Dataflow is a data processing library that provides composable primatives to build flexible, fast and statically typed data pipelines. The pipeline is a directed acyclic dataflow graph, which a dataloader can run on a seperate thread to feed data-hungry applications.
To build a pipeline, first start with a loader Node:
use dataflow::prelude::*;
fn main() {
let pipeline = FileLoader::from_directory("my_data_directory");
}
The FileLoader loads the files from the directory in a random order. Next add a transformation to it with the map()
function:
let pipeline = FileLoader::from_directory("my_data_directory")
.map(|(_, text)| format!("Hello {}", text)) // Add hello to each file
map()
takes in a Node that processes a single sample at a time. If we want to do batch processing, we can use .chain()

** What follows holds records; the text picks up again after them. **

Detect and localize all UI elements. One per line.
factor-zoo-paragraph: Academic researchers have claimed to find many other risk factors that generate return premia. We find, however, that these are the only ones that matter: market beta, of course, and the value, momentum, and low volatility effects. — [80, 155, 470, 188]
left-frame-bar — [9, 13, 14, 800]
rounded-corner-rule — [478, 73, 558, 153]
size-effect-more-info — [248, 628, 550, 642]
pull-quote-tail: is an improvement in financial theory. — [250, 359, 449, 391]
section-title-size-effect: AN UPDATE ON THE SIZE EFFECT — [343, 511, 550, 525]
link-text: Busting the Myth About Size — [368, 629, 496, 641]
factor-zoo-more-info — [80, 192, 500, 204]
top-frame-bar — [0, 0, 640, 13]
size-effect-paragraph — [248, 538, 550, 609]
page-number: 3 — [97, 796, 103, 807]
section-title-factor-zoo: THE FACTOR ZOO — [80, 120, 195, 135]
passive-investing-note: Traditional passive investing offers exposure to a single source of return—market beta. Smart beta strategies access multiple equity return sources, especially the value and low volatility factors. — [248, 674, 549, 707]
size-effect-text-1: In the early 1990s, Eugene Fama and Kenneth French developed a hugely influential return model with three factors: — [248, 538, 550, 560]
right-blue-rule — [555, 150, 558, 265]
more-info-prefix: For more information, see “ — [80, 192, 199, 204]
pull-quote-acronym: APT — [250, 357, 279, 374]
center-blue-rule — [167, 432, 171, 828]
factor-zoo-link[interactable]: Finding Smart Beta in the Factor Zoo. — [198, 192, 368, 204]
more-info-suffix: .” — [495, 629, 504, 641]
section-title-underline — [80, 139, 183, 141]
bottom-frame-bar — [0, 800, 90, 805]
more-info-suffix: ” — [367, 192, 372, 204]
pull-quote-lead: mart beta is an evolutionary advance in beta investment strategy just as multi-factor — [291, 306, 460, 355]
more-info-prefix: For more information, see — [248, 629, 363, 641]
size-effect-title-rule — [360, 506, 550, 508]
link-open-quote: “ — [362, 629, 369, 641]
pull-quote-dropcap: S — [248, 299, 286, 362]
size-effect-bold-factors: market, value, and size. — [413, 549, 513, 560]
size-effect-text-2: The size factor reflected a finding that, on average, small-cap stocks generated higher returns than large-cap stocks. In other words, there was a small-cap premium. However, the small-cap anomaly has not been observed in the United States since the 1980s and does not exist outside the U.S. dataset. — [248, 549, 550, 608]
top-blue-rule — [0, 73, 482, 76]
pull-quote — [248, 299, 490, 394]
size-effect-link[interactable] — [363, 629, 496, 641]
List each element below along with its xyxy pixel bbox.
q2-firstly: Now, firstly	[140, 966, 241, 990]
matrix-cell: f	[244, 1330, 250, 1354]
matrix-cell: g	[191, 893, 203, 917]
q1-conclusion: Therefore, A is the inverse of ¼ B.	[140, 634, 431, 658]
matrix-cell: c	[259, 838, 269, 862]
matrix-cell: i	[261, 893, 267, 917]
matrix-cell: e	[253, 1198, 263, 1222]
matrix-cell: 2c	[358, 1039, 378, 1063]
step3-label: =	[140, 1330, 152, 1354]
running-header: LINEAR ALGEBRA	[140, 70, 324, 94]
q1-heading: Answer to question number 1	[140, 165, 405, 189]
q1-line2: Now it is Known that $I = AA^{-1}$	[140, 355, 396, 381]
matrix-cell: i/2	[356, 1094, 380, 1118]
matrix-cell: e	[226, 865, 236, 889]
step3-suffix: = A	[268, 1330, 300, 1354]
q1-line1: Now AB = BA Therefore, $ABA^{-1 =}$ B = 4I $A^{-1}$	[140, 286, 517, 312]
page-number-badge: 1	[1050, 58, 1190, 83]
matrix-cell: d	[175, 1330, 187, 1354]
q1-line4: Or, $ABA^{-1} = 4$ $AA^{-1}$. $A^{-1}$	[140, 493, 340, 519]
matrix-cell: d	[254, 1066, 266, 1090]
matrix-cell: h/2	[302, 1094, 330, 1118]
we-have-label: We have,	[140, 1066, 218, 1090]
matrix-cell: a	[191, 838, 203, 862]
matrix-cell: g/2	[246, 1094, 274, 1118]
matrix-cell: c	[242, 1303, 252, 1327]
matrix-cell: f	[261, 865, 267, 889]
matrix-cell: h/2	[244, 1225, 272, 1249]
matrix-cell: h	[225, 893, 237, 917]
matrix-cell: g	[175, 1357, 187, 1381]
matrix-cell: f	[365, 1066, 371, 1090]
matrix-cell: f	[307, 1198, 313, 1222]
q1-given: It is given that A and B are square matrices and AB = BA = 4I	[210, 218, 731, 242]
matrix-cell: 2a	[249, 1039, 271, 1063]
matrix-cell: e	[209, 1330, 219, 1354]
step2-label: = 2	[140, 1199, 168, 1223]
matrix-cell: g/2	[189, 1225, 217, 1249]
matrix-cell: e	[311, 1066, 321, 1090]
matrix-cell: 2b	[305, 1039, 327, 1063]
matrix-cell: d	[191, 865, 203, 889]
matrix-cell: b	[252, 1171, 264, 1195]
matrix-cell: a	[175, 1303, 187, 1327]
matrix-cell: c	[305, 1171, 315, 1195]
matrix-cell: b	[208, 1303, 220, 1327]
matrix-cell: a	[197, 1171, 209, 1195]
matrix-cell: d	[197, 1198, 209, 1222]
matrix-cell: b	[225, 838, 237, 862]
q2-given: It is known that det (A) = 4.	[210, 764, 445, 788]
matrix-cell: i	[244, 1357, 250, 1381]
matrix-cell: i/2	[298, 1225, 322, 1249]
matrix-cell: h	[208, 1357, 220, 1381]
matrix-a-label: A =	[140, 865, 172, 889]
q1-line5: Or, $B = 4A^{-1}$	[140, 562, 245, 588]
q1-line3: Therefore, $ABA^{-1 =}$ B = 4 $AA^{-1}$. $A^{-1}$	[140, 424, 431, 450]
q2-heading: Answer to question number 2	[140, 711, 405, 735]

which takes a Node that can process a batch at a time.
Important note: All functions and closures are also Nodes! This means that whenever we want to add a stateless transformation, we could just use a function. In this case, the closure takes in a single datapoint and outputs a single datapoint.
Now we've added "Hello " to every line, let's use a tokenizer from dataflow_nlp
in our pipeline:
// Our tokenizer
let tokenizer = WordpieceTokenizer::load();
// Our pipeline
let pipeline = FileLoader::from_directory("my_data_directory")
.map(|(_, text)| format!("Hello {}", text)) // Add hello to each file
.chain(tokenizer); // Tokenize the lines
Great! Now our data gets efficiently tokenized in batches. Right now, we will get single tokenized sentences out of the pipeline one at a time. But what if we wanted to get batches out? Let's use a Batch node:
// Our tokenizer
let tokenizer = dataflow_nlp::tokenization::WordpieceTokenizer::load();
// Our pipeline
let pipeline = FileLoader::from_directory("my_data_directory")
.map(|(_, text)| format!("Hello {}", text)) // Add hello to each file
.chain(tokenizer) // Tokenize the files
.chain(Batch::new(64)); // Create batches of 64
That's it! We'll now get batches of 64 tokenized sentences.
As discussed before, everything in the pipeline implements the Node
trait. RandomLoader is also a node! So the question arises, since data originates from it, and since Nodes need an input and an output, what does it take as an input? Simple, it takes as input Vec<()>, which is what the pipeline will start with, and produces data (Vec) to send through the pipeline. This pattern is the same across all Nodes where data originates.
In fact, you can implement your own Nodes as well, by implementing the Node
trait!
pub trait Node<Input> {
type Output;
/// Process a batch of data
fn process(&mut self, input: Input) -> Self::Output;
/// Reset signal propogates through pipeline
fn reset(&mut self) {}
/// Get number of examples left
fn data_remaining(&self, before: usize) -> usize {
before // Defaults to same as previous remaining data
}
}
Your custom nodes can then be inserted directly into the pipeline!
Since we built this cool pipeline, what can we do with it? Well for starters, we could simply call process() and feed in some data:
// The RandomLoader takes in a () for each sample, so we pass in a batch as Vec<()>
let output: Vec<Vec<Vec<String>>> = pipeline.process(vec![(); 128])
// Output should now contain 2 batches of 64 tokenized sentences from our files with "Hello" prepended.
Let's do something cooler. Let's put it in a Dataloader and use it in an ML training loop:
// Make the dataloader
let mut dataloader = Dataloader(pipeline);
// Training loop
for example in &mut dataloader {
// Now example is a vector of tokenized strings!
// Do with them what you please...
}
To Do:
- Make dataloader use a multiqueue instead of draining all examples into buffer on main thread
- Make auto-parallel pipeline Node using rayon
- Add async ability and remote sources. (blocked by stable async traits)